Predictably it's usually around period time that such fits of frustration and desperation occur, or when I've gone flat out to make a writing payday. Off and on since 1992 I had managed my moods with Prozac and Librium. Since fall of '95, I've been sustaining myself through tai chi and Chinese herbal therapy. I had a job here for two years but eventually couldn't handle job stress (sexism and racism) and caregiving stress as Ma's dependence increased.

And gradually as Momma continues to live, AD will continue to disconnect words from concepts and feelings and referents. "Daughter,'' "Love,'' "Judy'' will not add up to anything discernibly meaningful for her. Who will I be without my mother? How will I stand it when she doesn't comprehend that I am her baby--"My one little chick," she called me in '91 with infinite tenderness when I had broken my ankle. It's like the whole Alabama experience is a black hole and I'll never again reach escape velocity.

'Course it's silly to think that way because Mother will die.

Then I will have nobody and nothing.

Now you see why I'm learning to take one day or less at a time. Now I see why people learn to pray.
 
It's three in the morning, that's what this is. Three in the morning ten days before Christmas. 1995.

***

As the tardy spring of 1996 settles in, marking the five-year point of this huge change in my life, I sense I'm letting go the last of my two-plus decades in New York--which is to say, of  habits, expectations, and hopes no longer appropriate for my location, age, and responsibilities. It has been one hell of a transition.

I am being gentled and healed by living in a loving relationship--with my mom.
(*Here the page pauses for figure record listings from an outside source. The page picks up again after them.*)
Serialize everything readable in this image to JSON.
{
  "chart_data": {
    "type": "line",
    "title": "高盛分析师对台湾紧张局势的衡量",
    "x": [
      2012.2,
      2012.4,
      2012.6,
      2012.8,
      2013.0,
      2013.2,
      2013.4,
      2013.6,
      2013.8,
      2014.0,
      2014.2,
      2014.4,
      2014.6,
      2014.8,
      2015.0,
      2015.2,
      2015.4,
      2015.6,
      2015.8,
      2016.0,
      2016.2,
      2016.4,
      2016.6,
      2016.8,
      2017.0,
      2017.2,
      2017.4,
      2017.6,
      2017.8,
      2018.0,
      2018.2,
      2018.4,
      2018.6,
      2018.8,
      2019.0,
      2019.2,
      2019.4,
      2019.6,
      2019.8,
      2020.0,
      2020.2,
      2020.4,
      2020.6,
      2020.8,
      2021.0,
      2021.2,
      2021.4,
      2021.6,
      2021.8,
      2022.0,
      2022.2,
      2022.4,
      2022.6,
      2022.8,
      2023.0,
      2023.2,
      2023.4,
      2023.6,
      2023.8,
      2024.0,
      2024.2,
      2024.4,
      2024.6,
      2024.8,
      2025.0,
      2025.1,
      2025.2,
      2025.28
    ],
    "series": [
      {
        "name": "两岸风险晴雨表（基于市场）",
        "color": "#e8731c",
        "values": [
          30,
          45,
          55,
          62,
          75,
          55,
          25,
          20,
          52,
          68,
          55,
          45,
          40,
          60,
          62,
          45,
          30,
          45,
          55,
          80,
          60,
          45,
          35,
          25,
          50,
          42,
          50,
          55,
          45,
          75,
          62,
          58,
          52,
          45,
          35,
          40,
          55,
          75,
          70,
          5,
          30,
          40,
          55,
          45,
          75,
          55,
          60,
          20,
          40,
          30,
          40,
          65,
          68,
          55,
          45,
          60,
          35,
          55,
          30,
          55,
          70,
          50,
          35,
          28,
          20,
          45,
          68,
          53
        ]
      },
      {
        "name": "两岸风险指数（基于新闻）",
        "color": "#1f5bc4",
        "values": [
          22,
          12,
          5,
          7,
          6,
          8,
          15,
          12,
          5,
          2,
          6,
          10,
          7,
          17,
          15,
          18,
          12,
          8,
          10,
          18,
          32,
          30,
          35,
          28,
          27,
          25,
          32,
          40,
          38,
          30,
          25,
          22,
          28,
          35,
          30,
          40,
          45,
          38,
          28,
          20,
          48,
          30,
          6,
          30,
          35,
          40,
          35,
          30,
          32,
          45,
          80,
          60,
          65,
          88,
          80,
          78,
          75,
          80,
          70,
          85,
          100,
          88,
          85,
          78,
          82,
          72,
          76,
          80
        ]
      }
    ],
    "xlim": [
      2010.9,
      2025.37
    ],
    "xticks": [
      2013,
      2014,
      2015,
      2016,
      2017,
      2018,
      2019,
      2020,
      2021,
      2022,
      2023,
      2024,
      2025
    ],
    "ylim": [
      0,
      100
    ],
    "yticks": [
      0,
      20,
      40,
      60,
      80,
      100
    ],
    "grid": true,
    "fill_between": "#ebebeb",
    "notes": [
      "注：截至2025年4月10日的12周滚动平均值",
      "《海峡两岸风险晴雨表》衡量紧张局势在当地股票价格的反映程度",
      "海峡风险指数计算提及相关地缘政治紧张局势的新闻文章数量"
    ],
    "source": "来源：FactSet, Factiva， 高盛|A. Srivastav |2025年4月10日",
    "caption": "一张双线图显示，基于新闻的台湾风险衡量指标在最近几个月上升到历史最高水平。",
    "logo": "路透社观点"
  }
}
Being around her is instructive. Watching her improvise around the gaps Alzheimer's gouges into her brain humbles and shames me. She is aware of being changed, impaired, but she does not despair and she doesn't complain. Some people would argue that the disease itself, promoting forgetfulness as it does, is its own anesthetic. I say that is wishful thinking on the part of those reluctant to witness a terrible engagement between a human and the impersonal poetics of life, existence. Being.